Yes, it's much easier to appreciate the feats of of players who made only a small percentage of the money that average players pull in today. (And that did relate to players showing incredible effort each game.) But outside of that, what stands out about Bird and Magic was the way they went about playing the game. There was never a personal agenda. They never played for their next contract. Rather, the games were always about winning, and that started with creating opportunities for their much less-gifted teammates. 

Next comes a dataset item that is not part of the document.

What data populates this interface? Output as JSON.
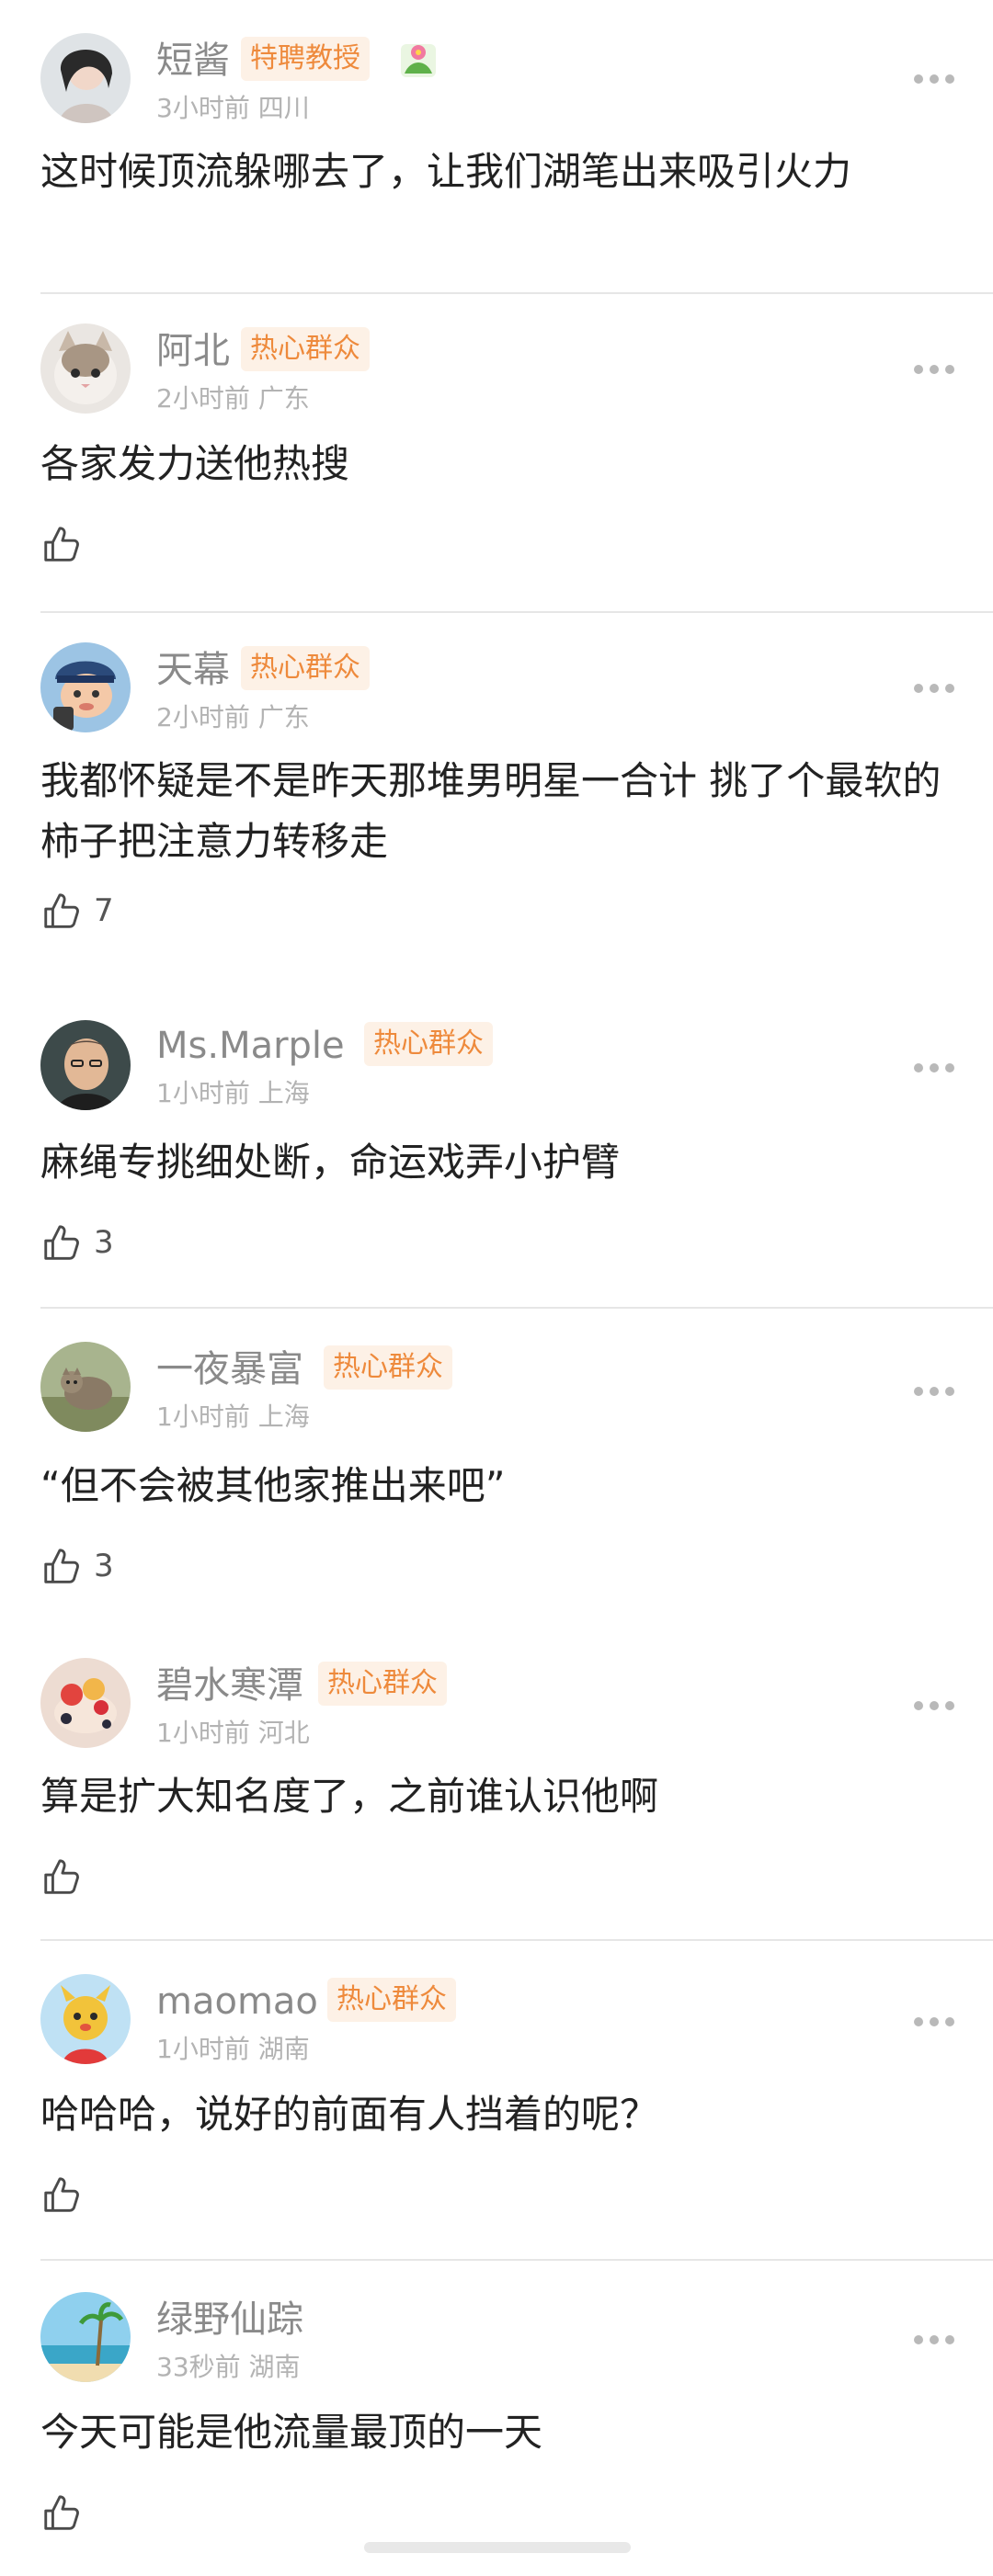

Not surprisingly, their unselfishness translated to matters off the court. After his career, Bird went back to his high school in French Lick, Ind., one afternoon to work out only to come across cheerleaders using the gym. They offered half the gym up to Bird, but he told them to go ahead and finish practice and stretched for 45 minutes while he waited. 

By no means am I bashing the state of basketball today or modern-day players. In fact, I probably watch more college hoops than I ever have. And come May, I'll be watching the long slog that is the NBA Playoffs every night. The games are exciting, the storylines juicy, the talent on the court incredible. 

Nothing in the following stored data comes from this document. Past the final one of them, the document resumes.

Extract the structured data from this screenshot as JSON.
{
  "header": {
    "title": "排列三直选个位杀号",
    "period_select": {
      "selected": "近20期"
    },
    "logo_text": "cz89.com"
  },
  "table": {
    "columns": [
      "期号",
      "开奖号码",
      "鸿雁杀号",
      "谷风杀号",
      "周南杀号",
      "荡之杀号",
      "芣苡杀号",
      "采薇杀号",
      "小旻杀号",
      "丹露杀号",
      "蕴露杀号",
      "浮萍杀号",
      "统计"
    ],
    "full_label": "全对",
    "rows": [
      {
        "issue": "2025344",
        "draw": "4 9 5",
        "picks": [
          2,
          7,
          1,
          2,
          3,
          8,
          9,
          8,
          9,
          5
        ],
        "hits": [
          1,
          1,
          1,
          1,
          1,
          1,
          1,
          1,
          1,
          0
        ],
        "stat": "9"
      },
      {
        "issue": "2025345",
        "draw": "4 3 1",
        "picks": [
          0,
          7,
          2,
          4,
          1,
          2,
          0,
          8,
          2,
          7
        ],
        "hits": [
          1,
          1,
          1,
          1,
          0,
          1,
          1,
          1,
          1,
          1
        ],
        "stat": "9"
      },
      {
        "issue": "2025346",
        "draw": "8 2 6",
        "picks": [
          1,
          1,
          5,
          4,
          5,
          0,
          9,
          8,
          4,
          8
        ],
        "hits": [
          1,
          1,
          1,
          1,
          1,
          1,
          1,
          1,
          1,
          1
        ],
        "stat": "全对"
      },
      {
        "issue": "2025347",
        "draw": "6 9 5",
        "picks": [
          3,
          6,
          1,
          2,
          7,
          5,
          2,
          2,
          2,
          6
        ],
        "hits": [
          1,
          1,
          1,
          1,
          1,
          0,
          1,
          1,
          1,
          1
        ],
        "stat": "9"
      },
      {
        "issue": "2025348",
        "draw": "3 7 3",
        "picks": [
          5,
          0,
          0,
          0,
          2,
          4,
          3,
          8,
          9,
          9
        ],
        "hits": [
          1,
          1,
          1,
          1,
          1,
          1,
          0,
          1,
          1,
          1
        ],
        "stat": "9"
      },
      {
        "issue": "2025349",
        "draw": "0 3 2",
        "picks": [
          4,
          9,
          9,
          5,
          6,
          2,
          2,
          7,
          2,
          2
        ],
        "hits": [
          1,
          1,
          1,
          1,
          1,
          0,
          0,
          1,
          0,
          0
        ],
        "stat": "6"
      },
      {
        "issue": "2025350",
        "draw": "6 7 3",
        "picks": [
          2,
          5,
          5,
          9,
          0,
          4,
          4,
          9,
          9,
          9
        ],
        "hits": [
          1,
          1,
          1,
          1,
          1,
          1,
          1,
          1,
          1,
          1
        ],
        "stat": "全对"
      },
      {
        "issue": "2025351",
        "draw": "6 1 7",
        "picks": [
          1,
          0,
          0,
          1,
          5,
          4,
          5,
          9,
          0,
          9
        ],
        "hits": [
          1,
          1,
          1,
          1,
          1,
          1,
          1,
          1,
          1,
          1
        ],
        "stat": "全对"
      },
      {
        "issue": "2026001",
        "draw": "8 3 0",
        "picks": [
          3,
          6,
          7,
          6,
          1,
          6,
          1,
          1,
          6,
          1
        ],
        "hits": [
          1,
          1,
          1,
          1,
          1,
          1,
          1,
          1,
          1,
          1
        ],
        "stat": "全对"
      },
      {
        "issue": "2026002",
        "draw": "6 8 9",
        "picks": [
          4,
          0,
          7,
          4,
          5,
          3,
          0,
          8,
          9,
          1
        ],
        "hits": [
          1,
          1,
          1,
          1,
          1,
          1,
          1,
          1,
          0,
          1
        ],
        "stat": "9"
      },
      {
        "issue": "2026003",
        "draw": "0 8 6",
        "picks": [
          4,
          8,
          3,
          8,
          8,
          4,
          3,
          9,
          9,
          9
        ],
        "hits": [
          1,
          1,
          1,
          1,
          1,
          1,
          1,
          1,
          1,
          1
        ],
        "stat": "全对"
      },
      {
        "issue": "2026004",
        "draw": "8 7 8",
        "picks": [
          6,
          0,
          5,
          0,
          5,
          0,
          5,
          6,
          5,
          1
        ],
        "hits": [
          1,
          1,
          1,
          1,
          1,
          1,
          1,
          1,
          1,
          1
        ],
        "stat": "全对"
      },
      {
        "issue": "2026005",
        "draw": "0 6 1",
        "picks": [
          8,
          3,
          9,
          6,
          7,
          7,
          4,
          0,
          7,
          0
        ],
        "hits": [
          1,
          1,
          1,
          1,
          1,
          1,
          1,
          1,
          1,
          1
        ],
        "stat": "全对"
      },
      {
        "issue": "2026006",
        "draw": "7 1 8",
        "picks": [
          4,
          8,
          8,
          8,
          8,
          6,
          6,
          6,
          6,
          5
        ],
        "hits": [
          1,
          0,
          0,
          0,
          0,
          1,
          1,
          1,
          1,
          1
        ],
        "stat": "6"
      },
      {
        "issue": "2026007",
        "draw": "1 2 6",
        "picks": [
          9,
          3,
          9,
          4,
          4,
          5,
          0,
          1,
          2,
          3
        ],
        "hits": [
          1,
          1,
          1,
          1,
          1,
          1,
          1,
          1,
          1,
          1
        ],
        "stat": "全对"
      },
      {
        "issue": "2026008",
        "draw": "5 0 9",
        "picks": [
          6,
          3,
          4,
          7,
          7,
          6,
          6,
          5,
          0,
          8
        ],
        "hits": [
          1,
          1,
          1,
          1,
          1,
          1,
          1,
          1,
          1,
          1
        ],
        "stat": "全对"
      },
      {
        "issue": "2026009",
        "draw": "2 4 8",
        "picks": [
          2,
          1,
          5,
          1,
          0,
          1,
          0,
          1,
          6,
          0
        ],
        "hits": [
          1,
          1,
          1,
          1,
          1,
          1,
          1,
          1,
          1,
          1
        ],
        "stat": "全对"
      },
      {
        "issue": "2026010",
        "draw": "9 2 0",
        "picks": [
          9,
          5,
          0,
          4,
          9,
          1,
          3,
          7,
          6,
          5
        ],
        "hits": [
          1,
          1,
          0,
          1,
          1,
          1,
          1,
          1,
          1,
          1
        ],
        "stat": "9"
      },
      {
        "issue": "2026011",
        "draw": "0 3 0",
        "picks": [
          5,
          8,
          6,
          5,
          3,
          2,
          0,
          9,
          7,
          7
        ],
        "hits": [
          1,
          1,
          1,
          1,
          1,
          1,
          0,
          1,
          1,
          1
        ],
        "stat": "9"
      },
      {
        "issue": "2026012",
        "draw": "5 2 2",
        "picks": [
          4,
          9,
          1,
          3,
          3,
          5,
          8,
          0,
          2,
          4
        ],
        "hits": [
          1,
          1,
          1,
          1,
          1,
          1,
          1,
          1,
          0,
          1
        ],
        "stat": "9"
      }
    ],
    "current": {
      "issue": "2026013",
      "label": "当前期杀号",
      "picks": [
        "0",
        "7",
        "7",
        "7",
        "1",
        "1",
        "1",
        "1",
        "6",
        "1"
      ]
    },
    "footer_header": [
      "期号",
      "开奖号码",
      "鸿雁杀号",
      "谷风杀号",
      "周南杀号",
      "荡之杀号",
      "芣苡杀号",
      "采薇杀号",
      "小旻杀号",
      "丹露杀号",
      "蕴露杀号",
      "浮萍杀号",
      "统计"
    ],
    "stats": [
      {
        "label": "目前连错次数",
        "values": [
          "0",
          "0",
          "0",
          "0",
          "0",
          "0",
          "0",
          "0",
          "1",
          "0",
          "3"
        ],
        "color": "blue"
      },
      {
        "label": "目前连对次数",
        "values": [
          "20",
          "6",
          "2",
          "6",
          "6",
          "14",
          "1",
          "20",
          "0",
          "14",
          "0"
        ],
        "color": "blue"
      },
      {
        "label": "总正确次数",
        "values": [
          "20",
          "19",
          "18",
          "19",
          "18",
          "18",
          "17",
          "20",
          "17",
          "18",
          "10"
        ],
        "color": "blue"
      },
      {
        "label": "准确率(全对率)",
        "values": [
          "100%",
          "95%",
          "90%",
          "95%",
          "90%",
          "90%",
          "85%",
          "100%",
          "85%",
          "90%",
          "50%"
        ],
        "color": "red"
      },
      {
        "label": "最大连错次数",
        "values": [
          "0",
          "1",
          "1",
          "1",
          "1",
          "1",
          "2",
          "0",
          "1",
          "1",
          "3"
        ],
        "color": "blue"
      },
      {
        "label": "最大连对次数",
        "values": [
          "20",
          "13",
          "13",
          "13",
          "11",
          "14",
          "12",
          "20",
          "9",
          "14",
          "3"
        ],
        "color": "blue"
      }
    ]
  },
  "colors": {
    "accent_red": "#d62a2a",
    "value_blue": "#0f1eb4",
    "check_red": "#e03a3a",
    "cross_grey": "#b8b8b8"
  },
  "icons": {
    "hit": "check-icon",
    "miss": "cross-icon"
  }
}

But any young player today could benefit from popping in a DVD of how the game was played in the 1980s or reading a few books about teams like the 1979 Sycamores, who were made up of Bird and a bunch of nobodies. Wait, check that. Even Bird was considered a nobody to many in college basketball before he took the grand stage at the Final Four. 

Through playing team basketball and not worrying about any outside sources or distractions, Bird and his ragtag group were able to win an astounding 33 consecutive games before finally falling flat against the Spartans in the title game. 

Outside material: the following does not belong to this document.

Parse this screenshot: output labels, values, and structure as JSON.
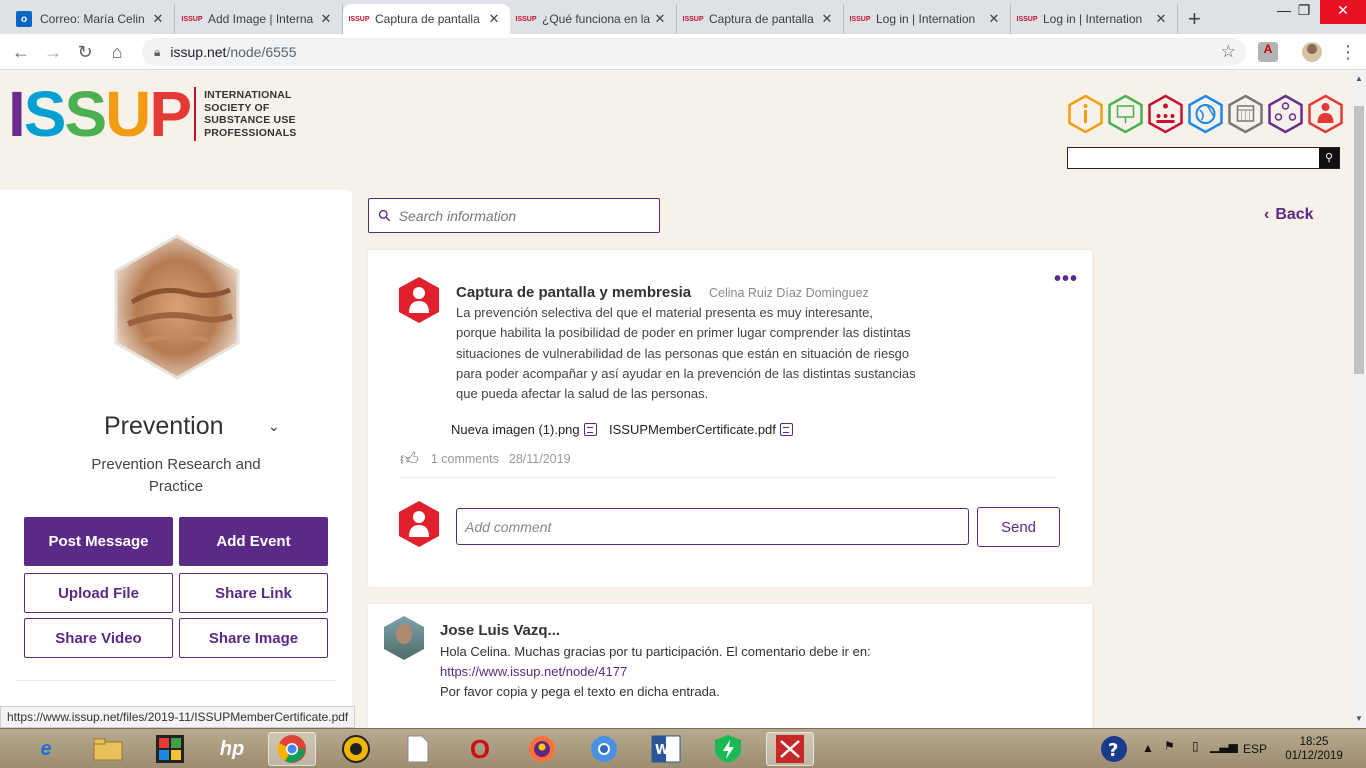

And get this: To this day, here almost 31 years later, no basketball game has garnered higher TV ratings. None. It's a telltale sign of how big the game was then and how hyped up a single game could be despite the lack of multimedia sources that we now have today. Thirty years ago, it was all about the players and the game. 

Today, college basketball remains an incredible spotlight. The NCAA Tournament and its 65-team field is the greatest spectacle in American sports each March. Millions upon millions of Americans — whether hoops fans or not — fill out brackets and then tune in for the games. But in a sign of the era, there has been talk this season about expanding the tournament to 96 teams, which is just a horrific idea, and that talk, of course, is spurred by money. 

The title of Magic and Larry's book "When the Game was Ours" is perfect. Because back then, they did get a ton of attention for their exploits on the court — and rightfully so. Beginning with that 1979 title game, basketball went through a golden age in the 1980s when the NBA was at its best as Bird's Celtics battled Magic's Lakers in spectacularly hard-fought games and the NCAA had some of its greatest, most improbable championship games.

The basketball scene is still great today, and it could be even better if young players and fans alike read up on the era that predated them and learned to appreciate what it was all about.


J-bo said...

Great article, and glad you enjoyed your Christmas gift! Reading this reminded my why I used to love the NBA so gosh-darned much. I used to watch a game almost every night and watch Sportscenter every single morning to watch all the NBA recaps. Back then, players almost always stayed on the same team, there were hardly any arrests or scandals, and the players genuinely cared about the game. All this being said, however, I also wonder how much of my current disillusionment is also due to the prosperity of internet/gossip media in today's society. Had Michael Jordan, who I thought was a stand-up guy as a kid, been playing during this current generation, he likely would have face the exact same disappointment and fall from grace that Tiger is going through now. Jordan was no better than Tiger, he just got away with more. But even with that in mind, the game itself was certainly more personal and passionate in the 80s-90s glory years.